MDC-T national spokesperson Douglas Mwonzora has said party leader Morgan Tsvangirai was sincere in his call for those who broke away from the original opposition party to return so they could form a united front against Zanu PF in the 2018 elections.
On Sunday, Tsvangirai pleaded with MDC leader Welshman Ncube, MDC 99 leader Job Sikhala and National Constitutional Assembly (NCA) chairperson Lovemore Madhuku to return to the fold to fight Zanu PF as one.
Ncube and Sikhala left the MDC in 2005 following a row over participation in the senate elections and Madhuku disengaged the NCA from backing the MDC-T during the Copac constitution-making process.

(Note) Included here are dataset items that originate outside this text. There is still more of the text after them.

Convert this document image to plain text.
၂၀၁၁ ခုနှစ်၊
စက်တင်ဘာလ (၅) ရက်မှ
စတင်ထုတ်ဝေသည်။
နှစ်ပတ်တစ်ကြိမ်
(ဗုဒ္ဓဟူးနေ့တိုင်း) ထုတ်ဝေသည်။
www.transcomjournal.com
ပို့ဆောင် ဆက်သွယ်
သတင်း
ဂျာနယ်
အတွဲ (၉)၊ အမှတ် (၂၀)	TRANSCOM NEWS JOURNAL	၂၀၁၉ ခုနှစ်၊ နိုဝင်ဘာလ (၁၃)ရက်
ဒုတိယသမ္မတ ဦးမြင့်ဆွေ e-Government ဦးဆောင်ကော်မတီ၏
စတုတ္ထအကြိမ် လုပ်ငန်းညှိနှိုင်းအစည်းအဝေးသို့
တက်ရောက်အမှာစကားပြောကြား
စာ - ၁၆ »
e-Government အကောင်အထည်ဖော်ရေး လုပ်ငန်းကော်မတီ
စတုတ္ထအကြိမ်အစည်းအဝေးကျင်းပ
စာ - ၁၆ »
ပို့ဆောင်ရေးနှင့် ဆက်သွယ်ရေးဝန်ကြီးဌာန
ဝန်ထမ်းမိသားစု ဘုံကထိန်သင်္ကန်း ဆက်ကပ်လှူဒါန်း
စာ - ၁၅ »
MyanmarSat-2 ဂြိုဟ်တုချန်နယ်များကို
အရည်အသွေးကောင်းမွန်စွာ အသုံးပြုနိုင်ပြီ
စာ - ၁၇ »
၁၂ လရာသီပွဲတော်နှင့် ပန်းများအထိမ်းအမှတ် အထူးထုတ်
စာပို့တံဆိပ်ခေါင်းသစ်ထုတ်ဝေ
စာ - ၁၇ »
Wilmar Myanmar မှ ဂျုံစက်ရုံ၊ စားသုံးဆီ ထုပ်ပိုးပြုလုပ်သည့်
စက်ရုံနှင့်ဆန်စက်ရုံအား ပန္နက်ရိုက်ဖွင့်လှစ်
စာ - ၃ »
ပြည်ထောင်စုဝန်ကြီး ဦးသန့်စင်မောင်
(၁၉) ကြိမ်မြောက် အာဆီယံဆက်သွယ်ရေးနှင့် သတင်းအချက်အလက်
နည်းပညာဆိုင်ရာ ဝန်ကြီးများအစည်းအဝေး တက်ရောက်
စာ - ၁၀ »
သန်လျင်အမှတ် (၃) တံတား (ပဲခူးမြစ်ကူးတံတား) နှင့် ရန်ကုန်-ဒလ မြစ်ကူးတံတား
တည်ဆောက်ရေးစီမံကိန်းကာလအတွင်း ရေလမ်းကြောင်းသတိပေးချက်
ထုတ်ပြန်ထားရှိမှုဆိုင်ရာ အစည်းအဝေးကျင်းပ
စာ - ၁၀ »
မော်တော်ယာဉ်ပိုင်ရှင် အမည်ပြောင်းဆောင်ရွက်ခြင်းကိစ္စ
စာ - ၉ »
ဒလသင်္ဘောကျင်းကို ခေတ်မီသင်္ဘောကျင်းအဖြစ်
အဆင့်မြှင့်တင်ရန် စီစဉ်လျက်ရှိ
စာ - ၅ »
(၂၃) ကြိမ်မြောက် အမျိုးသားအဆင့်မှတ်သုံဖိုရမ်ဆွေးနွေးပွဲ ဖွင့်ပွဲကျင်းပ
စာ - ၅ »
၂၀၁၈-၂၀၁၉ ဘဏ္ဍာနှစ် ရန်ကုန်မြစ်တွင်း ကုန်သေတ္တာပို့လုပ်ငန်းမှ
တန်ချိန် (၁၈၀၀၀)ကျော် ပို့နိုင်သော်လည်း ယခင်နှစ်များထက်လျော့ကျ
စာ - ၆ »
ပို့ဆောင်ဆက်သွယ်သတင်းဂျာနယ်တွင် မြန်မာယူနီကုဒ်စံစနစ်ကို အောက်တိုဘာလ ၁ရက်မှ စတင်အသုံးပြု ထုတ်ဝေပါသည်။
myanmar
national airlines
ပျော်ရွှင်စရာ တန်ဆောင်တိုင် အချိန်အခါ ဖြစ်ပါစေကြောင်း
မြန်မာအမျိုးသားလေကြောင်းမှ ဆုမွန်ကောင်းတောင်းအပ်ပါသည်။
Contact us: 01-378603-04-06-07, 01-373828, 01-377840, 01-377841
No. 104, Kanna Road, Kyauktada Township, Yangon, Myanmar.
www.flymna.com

Ncube formed his own MDC party whose performance in the 2008 elections saw it emerging as a kingmaker after the polls produced Zimbabwe’s first hung Parliament.
The MDC-T and MDC have both spurned calls for an alliance that would have dislodged Zanu PF from power in the 2008 polls.
Mwonzora said Tsvangirai’s pleas at his party’s rally in the high-density suburb of Budiriro in Harare for unification of opposition forces in the country were very sincere.
“I do not know why some parties have resorted to slander in this issue. We need to be a united front to fight this dictatorship,” Mwonzora said.
“It makes sense for people to unite as a force instead of challenging Zanu PF as small political fiefdoms.”
Sikhala has left doors open for negotiations “if Tsvangirai follows proper channels”.
Madhuku said he would not comment on issues he had not been appraised of by Tsvangirai himself.
MDC spokesperson Nhlanhla Dube said his party did not take any calls for engagement made at a rally seriously, but said they were open to a coalition with other political parties through proper negotiations.
Mwonzora said an early congress for the party was a possibility if the national executive council demanded it.
“The president (Tsvangirai) has said if that happens, he is not opposed to it and if anyone wants to contest any position, they are free to do so,” Mwonzora said.